AI zamiast śrubokręta
Choć JWST od czasu uruchomienia w 2022 r. znacząco zmienia nasze rozumienie wszechświata coraz to nowszymi odkryciami, niestety nie wszystkie jego podzespoły działały do tej pory perfekcyjnie. Główny problem dotyczył instrumentu pomocniczego o nazwie API, służącego do obrazowania słabych i małych obiektów, takich jak egzoplanety. API działa w połączeniu z jednym z głównych instrumentów obserwatorium: NIRISS, czyli kamerą bliskiej podczerwieni.
Fot: Max Charles/University of SydneyJak czytamy na łamach Space.com, zamiast krystalicznie czystych zdjęć, API dostarczał obrazy pełne rozmyć i artefaktów. Przyczyną okazały się zakłócenia elektroniczne detektora podczerwieni. Tradycyjnie problem ten wymagałby wielomilionowej misji serwisowej, jednak Webb znajduje się 1,5 mln km od Ziemi, więc taka wyprawa w ogóle nie wchodziła w grę.
Poznaj AMIGO, czyli cyfrowego optyka teleskopu Webba
Na pomoc przyszli naukowcy z Australii. Max Charles i Louis Desdoigts, byli doktoranci z Uniwersytetu w Sydney, opracowali AMIGO – sieć neuronową, która wykrywa i koryguje zniekształcone piksele powstałe wskutek zakłóceń elektrycznych. Algorytm działa jak cyfrowy optyk: bez fizycznej ingerencji przywraca obrazom ostrość i detale, które wcześniej były zamazane.

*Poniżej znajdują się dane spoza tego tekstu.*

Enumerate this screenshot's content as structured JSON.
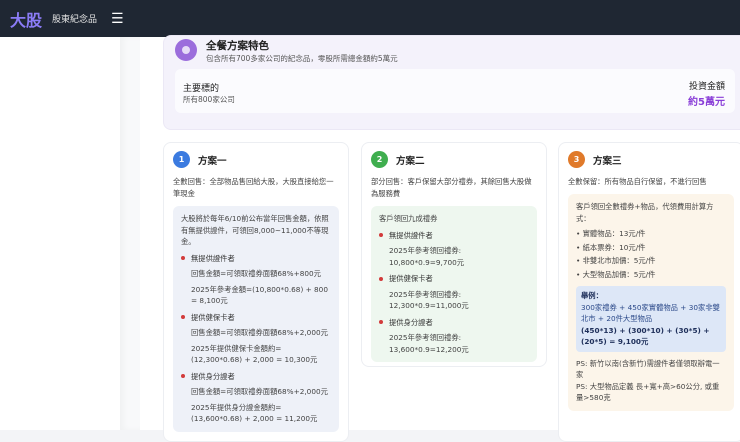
{
  "header": {
    "logo": "大股",
    "subtitle": "股東紀念品",
    "menu_icon": "☰"
  },
  "feature": {
    "title": "全餐方案特色",
    "desc": "包含所有700多家公司的紀念品，零股所需總金額約5萬元",
    "target_label": "主要標的",
    "target_value": "所有800家公司",
    "invest_label": "投資金額",
    "invest_value": "約5萬元"
  },
  "plans": [
    {
      "num": "1",
      "title": "方案一",
      "desc": "全數回售：全部物品售回給大股，大股直接給您一筆現金",
      "intro": "大股將於每年6/10前公布當年回售金額，依照有無提供證件，可領回8,000~11,000不等現金。",
      "items": [
        {
          "label": "無提供證件者",
          "lines": [
            "回售金額=可領取禮券面額68%+800元",
            "2025年參考金額=(10,800*0.68) + 800 = 8,100元"
          ]
        },
        {
          "label": "提供健保卡者",
          "lines": [
            "回售金額=可領取禮券面額68%+2,000元",
            "2025年提供健保卡金額約= (12,300*0.68) + 2,000 = 10,300元"
          ]
        },
        {
          "label": "提供身分證者",
          "lines": [
            "回售金額=可領取禮券面額68%+2,000元",
            "2025年提供身分證金額約= (13,600*0.68) + 2,000 = 11,200元"
          ]
        }
      ]
    },
    {
      "num": "2",
      "title": "方案二",
      "desc": "部分回售：客戶保留大部分禮券，其餘回售大股做為服務費",
      "intro": "客戶領回九成禮券",
      "items": [
        {
          "label": "無提供證件者",
          "lines": [
            "2025年參考領回禮券: 10,800*0.9=9,700元"
          ]
        },
        {
          "label": "提供健保卡者",
          "lines": [
            "2025年參考領回禮券: 12,300*0.9=11,000元"
          ]
        },
        {
          "label": "提供身分證者",
          "lines": [
            "2025年參考領回禮券: 13,600*0.9=12,200元"
          ]
        }
      ]
    },
    {
      "num": "3",
      "title": "方案三",
      "desc": "全數保留：所有物品自行保留，不進行回售",
      "intro": "客戶領回全數禮券+物品，代領費用計算方式：",
      "fees": [
        "• 實體物品：13元/件",
        "• 紙本票券：10元/件",
        "• 非雙北市加價：5元/件",
        "• 大型物品加價：5元/件"
      ],
      "example": {
        "label": "舉例：",
        "text": "300家禮券 + 450家實體物品 + 30家非雙北市 + 20件大型物品",
        "formula": "(450*13) + (300*10) + (30*5) + (20*5) = 9,100元"
      },
      "ps": [
        "PS: 新竹以南(含新竹)需證件者僅領取辦電一家",
        "PS: 大型物品定義 長+寬+高>60公分, 或重量>580克"
      ]
    }
  ],
  "colors": {
    "plan1": "#3b7be0",
    "plan2": "#3fae4f",
    "plan3": "#e07a2a",
    "accent": "#8a3fd8"
  }
}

AMIGO nie tylko rozwiązał konkretny problem API, ale przede wszystkim pokazał, jak wielki potencjał drzemie w zastosowaniu sztucznej inteligencji w astronomii. Algorytm działa błyskawicznie i bezinwazyjnie, co pozwala nie tylko uzdrowić już zebrane dane, ale też poprawiać nowe obserwacje w czasie rzeczywistym.
Już widać efekty
W testach AMIGO wyostrzył m.in. obraz słabej egzoplanety i chłodnego brązowego karła oddalonego o 133 lata świetlne od Ziemi. Później poprawiono zdjęcia strugi z czarnej dziury, wulkanicznej powierzchni księżyca Jowisza Io oraz wiatru gwiazdowego pochodzącego z odległej zmiennej gwiazdy. Według zespołu naukowego AMIGO nie tylko naprawił API, ale poszerzył jego potencjał obserwacyjny. Teleskop Webba, już teraz uchodzący za przełomowe narzędzie, zyskał właśnie drugą młodość.
Wygląda na to, iż połączenie nowoczesnej optyki i sztucznej inteligencji może rozwiązać problemy, które wcześniej wydawały się nie do pokonania bez misji załogowych. Dzięki AMIGO teleskop znów działa na pełnych obrotach i jest gotowy do dalszego badania narodzin galaktyk, czarnych dziur i planet zlokalizowanych poza Układem Słonecznym.